In the autumn of 1996 the country was about to elect Bill Clinton for his second term. In Houston, a historic mayoral race has come down to a runoff between the first black Houston police chief and the second woman to run a viable campaign for mayor. The politics are dirty and getting dirtier by the minute.
In the middle of the campaign, a young female campaign worker is murdered, and the pattern of the crime fits two other recent murders of young women in the Pleasantville neighborhood. The murder is tragic, but political considerations overtake the investigation of the crime.
Former police chief Axel Hathorne is from Pleasantville. His opponent, District Attorney Wollcott, decides to prosecute Axe’s nephew Neal for the crime, based on extremely flimsy evidence. As Neal is his uncle’s campaign manager, it looks a lot like a cheap stunt to tank Axe in the upcoming runoff election.

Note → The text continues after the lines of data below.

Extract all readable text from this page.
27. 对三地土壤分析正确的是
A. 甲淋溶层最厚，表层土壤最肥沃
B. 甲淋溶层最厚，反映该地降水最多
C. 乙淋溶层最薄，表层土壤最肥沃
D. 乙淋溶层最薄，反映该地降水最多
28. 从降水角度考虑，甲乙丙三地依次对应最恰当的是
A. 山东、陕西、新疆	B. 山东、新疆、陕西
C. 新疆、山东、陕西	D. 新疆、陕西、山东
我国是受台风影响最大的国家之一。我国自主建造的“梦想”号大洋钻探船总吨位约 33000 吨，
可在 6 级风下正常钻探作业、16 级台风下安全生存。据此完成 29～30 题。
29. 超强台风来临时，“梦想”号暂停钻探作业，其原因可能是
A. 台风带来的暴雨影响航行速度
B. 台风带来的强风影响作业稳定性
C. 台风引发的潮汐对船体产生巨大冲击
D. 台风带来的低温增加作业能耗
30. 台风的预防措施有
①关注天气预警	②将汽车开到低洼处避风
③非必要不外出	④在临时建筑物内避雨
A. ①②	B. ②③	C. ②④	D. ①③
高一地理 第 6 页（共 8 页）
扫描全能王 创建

Jay takes Neal’s case. At first, simply because he is in the police station when Neal is brought in for questioning. A happenstance. The patriarch of the Hathorne family, Sam Hathorne, asks Jay to take the case for real when Neal is charged. Jay doesn’t trust Sam, doesn’t trust himself in a courtroom, but can’t manage to stop himself from taking up Neal’s case when it looks like he wasn’t just falsely accused, but falsely accused in order to finagle the outcome of the election.

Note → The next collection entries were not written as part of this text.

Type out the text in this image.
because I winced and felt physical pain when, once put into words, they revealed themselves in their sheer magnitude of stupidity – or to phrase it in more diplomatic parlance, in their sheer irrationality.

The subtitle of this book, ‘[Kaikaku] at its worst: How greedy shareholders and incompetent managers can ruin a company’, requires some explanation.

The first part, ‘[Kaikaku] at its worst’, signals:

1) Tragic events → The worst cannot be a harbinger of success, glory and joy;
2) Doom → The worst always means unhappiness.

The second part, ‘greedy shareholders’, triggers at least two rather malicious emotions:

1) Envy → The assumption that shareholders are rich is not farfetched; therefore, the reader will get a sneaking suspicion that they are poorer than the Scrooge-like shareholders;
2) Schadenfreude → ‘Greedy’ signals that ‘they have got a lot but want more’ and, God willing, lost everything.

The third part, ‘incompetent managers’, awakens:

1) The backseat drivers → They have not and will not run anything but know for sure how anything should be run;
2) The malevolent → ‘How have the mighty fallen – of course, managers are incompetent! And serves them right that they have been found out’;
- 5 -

But the case turns out to be much different than Jay imagined. Not because of the election angle, but because old Sam Hathorne, the unofficial mayor of Pleasantville, has committed many more and dirtier deals than anyone in his community imagined. He’s sacrificed everyone’s best interests in order to maintain his position as the shark in his particular goldfish bowl.

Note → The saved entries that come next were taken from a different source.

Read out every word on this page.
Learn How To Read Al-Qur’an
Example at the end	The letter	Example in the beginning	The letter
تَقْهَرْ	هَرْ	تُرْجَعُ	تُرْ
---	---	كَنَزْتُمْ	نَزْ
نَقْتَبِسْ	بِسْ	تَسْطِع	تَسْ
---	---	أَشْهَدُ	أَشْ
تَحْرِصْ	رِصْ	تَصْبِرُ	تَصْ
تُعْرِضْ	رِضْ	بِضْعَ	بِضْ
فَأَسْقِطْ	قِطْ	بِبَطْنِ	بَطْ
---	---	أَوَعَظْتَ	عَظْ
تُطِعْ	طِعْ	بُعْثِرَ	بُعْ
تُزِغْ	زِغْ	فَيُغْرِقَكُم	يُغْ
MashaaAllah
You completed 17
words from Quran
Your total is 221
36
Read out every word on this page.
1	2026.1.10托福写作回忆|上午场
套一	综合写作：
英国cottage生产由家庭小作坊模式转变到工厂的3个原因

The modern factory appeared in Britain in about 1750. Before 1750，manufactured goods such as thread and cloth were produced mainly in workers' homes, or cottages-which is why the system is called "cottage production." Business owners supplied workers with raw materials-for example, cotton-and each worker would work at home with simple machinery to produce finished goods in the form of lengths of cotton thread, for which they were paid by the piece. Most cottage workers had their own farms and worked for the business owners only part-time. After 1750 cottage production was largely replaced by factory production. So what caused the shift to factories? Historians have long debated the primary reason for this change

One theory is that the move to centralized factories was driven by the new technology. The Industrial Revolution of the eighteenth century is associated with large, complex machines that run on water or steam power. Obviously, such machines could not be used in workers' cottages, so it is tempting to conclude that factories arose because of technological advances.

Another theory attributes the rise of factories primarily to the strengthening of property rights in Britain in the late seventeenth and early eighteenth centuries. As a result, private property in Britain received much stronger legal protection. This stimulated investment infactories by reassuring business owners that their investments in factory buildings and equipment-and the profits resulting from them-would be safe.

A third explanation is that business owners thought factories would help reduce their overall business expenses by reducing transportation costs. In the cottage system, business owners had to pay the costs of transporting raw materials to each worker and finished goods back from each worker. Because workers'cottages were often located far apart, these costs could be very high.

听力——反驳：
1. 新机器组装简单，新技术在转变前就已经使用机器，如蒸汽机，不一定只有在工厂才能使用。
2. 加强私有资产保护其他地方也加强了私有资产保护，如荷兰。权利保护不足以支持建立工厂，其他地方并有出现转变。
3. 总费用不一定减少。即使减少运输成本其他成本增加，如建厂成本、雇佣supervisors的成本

And Jay won’t let him get away with it any more than he’ll let the DA and her dirty tricks manager get away with pursuing a trumped up murder charge to steal an election.
Escape Rating A+: Pleasantville was even better than Black Water Rising. The story has just as many thrills and definitely chills, but the scope was larger and the chills further reaching. While Black Water Rising was about one man’s fight against corporate corruption, Pleasantville has a broader theme about the far reaching consequences of political corruption, and the short term memories of the electorate. It’s a story about the changing nature of one community, and how that change is reflected in the wider world.
The dirty tricks campaign against Alex Hathorne in Houston is intended as a precursor of the long-drawn-out fight that turned into the 2000 presidential election where our fate was decided in a courtroom. The manager of the dirty tricks in this Houston mayoral race moves on to bigger and better (or worse, depending on perspective) things as a manager of the Bush campaign in 2000. It’s easy to see a connection between this mayoral campaign and the Swift Boat deceptive advertising in the 2004 election.
But this story personalizes the political dirt by focusing on the bogus case against Neal Hathorne. Through the case of one young man who has an alibi for the time when the crime took place, we see how easy it is to obfuscate the facts in order to forward an agenda. The opponents didn’t need to convict him, they just needed to dirty his name for 30 days, long enough to win the election. That Jay is willing to do whatever it takes to thwart that ambition tells both him and the reader that he still has something left to live for, and still has something to give back to his community and his clients.
That he is unwilling to bury a difficult truth in order to keep the status quo in power shows that he is still an idealist after all. And those choices are what make him so fascinating to follow.